Evangeline's hands, previously folded on the table, curled into fists and her face twisted into a cold fury. The lamp closest to the Queen went out with a pop and the other lights began to flicker. Here it came again, a power unlike anything Adora had ever experienced. The roof groaned as energy got pulled into Evangeline's control. But it did not entirely go to her. As she wound up, so too did Adora. Between her glove and sleeve cuff, a sliver of Adora's skin glowed blue with First Ones writing. But as her magic pressed, so too did her wound.
Evangeline stood and prowled around the room, causing her advisors to shrink away, make themselves smaller. They were trapped in a cage that Adora was not. Evangeline would not strike Adora, but, judging by the looks on their faces, the same couldn't be said of her council. Somehow everybody knew this, and the room buzzed with oncoming violence. There was only one person in the room that could stop her if it escalated. Or so Evangeline thought. Adora knew the truth—if they fought right now, the Queen would win. Maybe not easily, but she would. The trick was making her think they stood on equal footing. That they were in equal health.
Adora drew more power in, let her magic drink up both the room's energy and her own. She didn't need a huge power surge, she just had to make Evangeline think twice. Make her remember that her equal sat five feet away. And it seemed to work. She stopped, almost froze, and turned to face Adora. Slowly her shoulders let down and the lights came back on. All she needed was a gentle reminder to behave. Satisfied she'd made her point, Adora let her magic fade away.

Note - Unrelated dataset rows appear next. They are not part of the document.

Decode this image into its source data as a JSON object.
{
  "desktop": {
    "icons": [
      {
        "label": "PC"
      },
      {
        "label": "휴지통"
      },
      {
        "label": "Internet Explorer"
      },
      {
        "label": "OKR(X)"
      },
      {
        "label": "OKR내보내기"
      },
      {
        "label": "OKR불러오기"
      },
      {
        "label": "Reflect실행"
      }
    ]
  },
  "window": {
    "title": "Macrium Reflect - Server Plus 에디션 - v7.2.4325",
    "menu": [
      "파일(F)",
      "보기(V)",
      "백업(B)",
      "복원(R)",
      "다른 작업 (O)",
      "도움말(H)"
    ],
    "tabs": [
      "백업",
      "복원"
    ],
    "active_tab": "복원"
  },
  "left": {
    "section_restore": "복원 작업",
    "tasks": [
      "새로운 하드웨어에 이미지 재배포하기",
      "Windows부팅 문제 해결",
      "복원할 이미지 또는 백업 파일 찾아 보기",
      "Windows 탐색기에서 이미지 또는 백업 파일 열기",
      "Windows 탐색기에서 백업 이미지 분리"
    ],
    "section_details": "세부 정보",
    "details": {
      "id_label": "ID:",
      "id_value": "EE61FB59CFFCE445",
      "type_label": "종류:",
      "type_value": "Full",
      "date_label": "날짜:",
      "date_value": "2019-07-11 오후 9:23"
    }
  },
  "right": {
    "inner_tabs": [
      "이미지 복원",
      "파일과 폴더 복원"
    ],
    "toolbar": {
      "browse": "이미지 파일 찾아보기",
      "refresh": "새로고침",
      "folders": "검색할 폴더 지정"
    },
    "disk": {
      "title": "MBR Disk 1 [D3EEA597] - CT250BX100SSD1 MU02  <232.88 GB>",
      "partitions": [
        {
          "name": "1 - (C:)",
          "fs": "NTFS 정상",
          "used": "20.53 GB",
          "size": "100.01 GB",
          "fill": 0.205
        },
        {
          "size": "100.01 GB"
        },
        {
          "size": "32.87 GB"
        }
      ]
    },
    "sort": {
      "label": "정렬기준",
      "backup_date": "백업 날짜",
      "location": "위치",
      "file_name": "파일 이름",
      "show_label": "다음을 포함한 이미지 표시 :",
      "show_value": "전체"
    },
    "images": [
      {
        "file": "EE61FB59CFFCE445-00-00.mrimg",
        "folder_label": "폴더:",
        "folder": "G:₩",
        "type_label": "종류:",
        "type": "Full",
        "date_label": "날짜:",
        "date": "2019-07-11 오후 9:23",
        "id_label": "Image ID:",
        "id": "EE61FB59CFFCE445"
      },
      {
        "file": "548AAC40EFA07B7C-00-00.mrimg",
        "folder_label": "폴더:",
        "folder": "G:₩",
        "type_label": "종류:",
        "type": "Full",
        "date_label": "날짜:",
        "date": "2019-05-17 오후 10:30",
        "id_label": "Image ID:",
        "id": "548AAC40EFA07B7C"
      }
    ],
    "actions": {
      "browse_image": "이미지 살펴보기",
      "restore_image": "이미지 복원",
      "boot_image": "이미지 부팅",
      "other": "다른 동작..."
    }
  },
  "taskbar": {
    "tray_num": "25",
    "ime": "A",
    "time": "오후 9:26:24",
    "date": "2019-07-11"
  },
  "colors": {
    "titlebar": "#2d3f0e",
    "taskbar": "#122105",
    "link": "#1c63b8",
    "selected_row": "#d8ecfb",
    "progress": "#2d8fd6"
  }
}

"Please tell me you're joking," Evangeline said.
"I'm not. She's really dead."
Evangeline moved too fast for Adora to fully comprehend what she was doing. One second they spoke, the next, the Queen's chair exploded into a hail of wooden pieces. Her magic must've still been with her; she'd moved too fast for any natural explanation. She held two of the chair's legs in her hands, but the rest laid across the table and floor. Even from a distance of several feet, Adora could see her heaving chest.
Behind her, two, then three, then four swords unsheathed. She knew what they were—Etherian guards about to make a tense situation much worse. Adora held up a hand, signaling they stop. Evangeline would go no further, not with Adora here. Still, she didn't need her guards testing that theory.
"That fucking bitch," Evangeline growled, "Of course she died. And let me guess, she went and got herself killed before she got any sort of justice."
"That predictable, huh?"
The Queen turned, her back and arm muscles rippling with the movement. She had eyes only for Adora when she spoke. "When I killed my abuser, I felt free for the first time in my life. Truly free. And I wanted that so badly for you, my friend. I hate to watch you crumble like this. I wanted to get you out of your torment. And I thought I knew how. Kill Shadow Weaver and we could save you. It worked for me, it could work for you. I thought we'd hunt her down and avenge you. A sword's justice cuts a swift path." Finally, her eyes came off Adora and she looked around the room. "You must forgive my temper, Your Majesties, Prince, Princesses. I should not have behaved that way. But you must understand how I've longed to get your Princess Adora out from under the Horde's boot. And now I fear that opportunity has gone." One of the Queen's advisors offered their chair and she sat with a thud. Suddenly, her hunched shoulders straightened and she said, "But maybe it's not gone. Death is not the barrier I once thought it was. Right, Princess Adora?"
Dark magic. Over the years, Adora earned a reputation for honorable fighting, for her magical prowess and her skill with a sword. But she'd earned another, albeit less well known, reputation as the galaxy's best defense against dark magic. "You don't wanna mess with those forces, Your Majesty. Trust me."
"Perhaps not," Evangeline admitted, "But I still want to help you heal. If there's anything I've learned, Princess, it's that we don't get closure, we make it. So maybe there's someone else who deserves some justice." She drummed her fingers against the table and her eyes brightened with an idea. "Someone like…What's his name? Hordak."